St. Mary’s 50 Years of Experience Now in its 50th year of operation, St. Mary’s has a long history of providing high quality early learning experiences to young children, many of whom live in poverty. St. Mary’s schools have been influenced by the Reggio Emilia philosophy for more than 10 years. The Reggio philosophy is a major focus for the Lab School.

“The schools in Reggio Emilia, Italy, have been hailed by Newsweek magazine as the best preschools in the world,” said Sherman. “Important elements of the Reggio philosophy include encouragement of a strong image of the child as a competent, capable learner; the role of the environment-as-teacher; the multiple symbolic languages of children; project work; the teacher as a researcher who documents learning; and the development of strong collaborative relationships.

“Within this philosophy, the children of St. Mary’s Child Center are fully engaged, learning and doing amazing work,” she said.

Sherman and Smith have worked together previously in the Indianapolis Reggio Collaborative. St. Mary’s Child Center and Warren Early Childhood Center of MSD Warren Township, which Smith directs currently, were founding members of the collaborative, along with Butler’s College of Education and The Early Learning Centers of MSD Lawrence Township.

“This new collaboration will allow families to access preschool, elementary school and wrap-around childcare services at the Lab School,” Smith said. “Each of these services will be Reggio inspired.”

PNC’s Grow Up GreatButler Dean of Education Ena Shelley said PNC “is a true champion of the youngest Hoosiers and of educational options that work for all students.”

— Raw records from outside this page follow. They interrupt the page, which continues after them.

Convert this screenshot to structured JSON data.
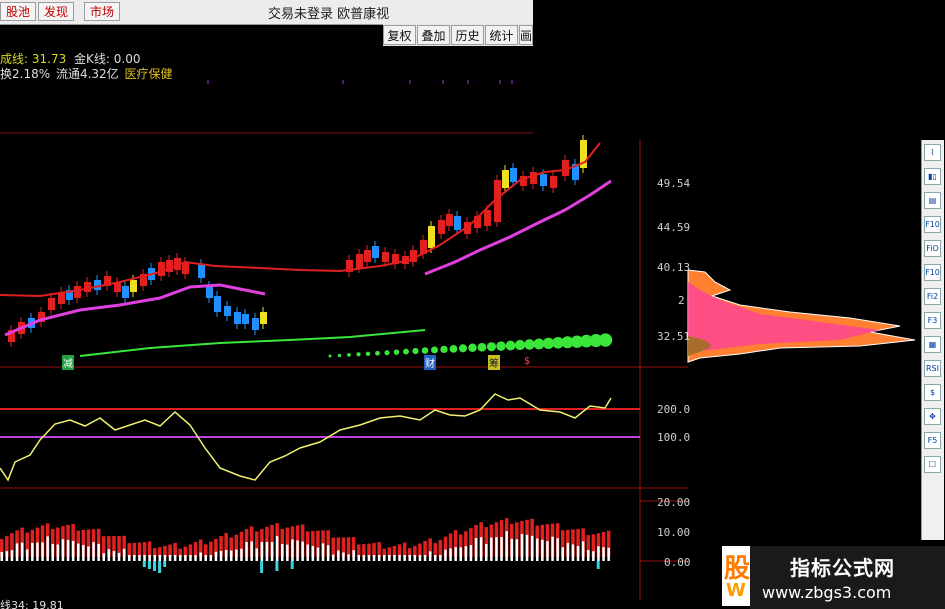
{
  "tabs": [
    "股池",
    "发现",
    "市场"
  ],
  "window_title": "交易未登录  欧普康视",
  "toolbar": [
    "复权",
    "叠加",
    "历史",
    "统计",
    "画"
  ],
  "info": {
    "line1_a": "成线: 31.73",
    "line1_b": "金K线: 0.00",
    "line2_a": "换2.18%",
    "line2_b": "流通4.32亿",
    "line2_c": "医疗保健"
  },
  "price_ticks": [
    "49.54",
    "44.59",
    "40.13",
    "2",
    "32.51"
  ],
  "indicator_ticks": [
    "200.0",
    "100.0"
  ],
  "volume_ticks": [
    "20.00",
    "10.00",
    "0.00"
  ],
  "bottom_label": "线34: 19.81",
  "markers": [
    "减",
    "财",
    "筹",
    "$"
  ],
  "side_icons": [
    "line",
    "candle",
    "bar",
    "F10",
    "Fin",
    "F10",
    "F2",
    "F3",
    "vol",
    "RSI",
    "$",
    "move",
    "F5",
    "tool"
  ],
  "watermark": {
    "title": "指标公式网",
    "url": "www.zbgs3.com",
    "logo_top": "股",
    "logo_bottom": "W"
  },
  "colors": {
    "tab_text": "#c00000",
    "bull": "#e32020",
    "bear": "#2090ff",
    "ma_pink": "#e040e0",
    "ma_red": "#e02020",
    "green_dots": "#39e639",
    "yellow_line": "#f2f070",
    "cyan": "#38d4e0"
  }
}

Through its signature cause, Grow Up Great, PNC has created a 10-year, $100 million initiative to enhance early childhood education and school readiness. Gifts have included a $700,000 grant to The Children’s Museum of Indianapolis to offer preschool instruction at the museum. 

Shelley said PNC Senior Vice President Jeff Kucer became interested in Reggio-Emilia techniques for early childhood education after viewing an internationally renowned exhibit that COE and the Indianapolis Reggio Collaborative brought to Indianapolis in 2009 titled the Wonder of Learning.

“Jeff joined me in testifying before an Indiana State Senate Committee last summer about the importance of providing a strong educational start for children,” Shelley said. The Indiana Association for the Education of Young Children honored PNC’s activism with its Outstanding Corporate Award on April 8.

In 2009, PNC gave another $100,000 grant to Butler to establish the PNC Early College Scholarship Fund for Shortridge Magnet High School junior and seniors to attend Butler for early college credit. The first beneficiaries of that grant – a possible 40 eligible Shortridge juniors – will begin taking classes on the Butler campus this fall.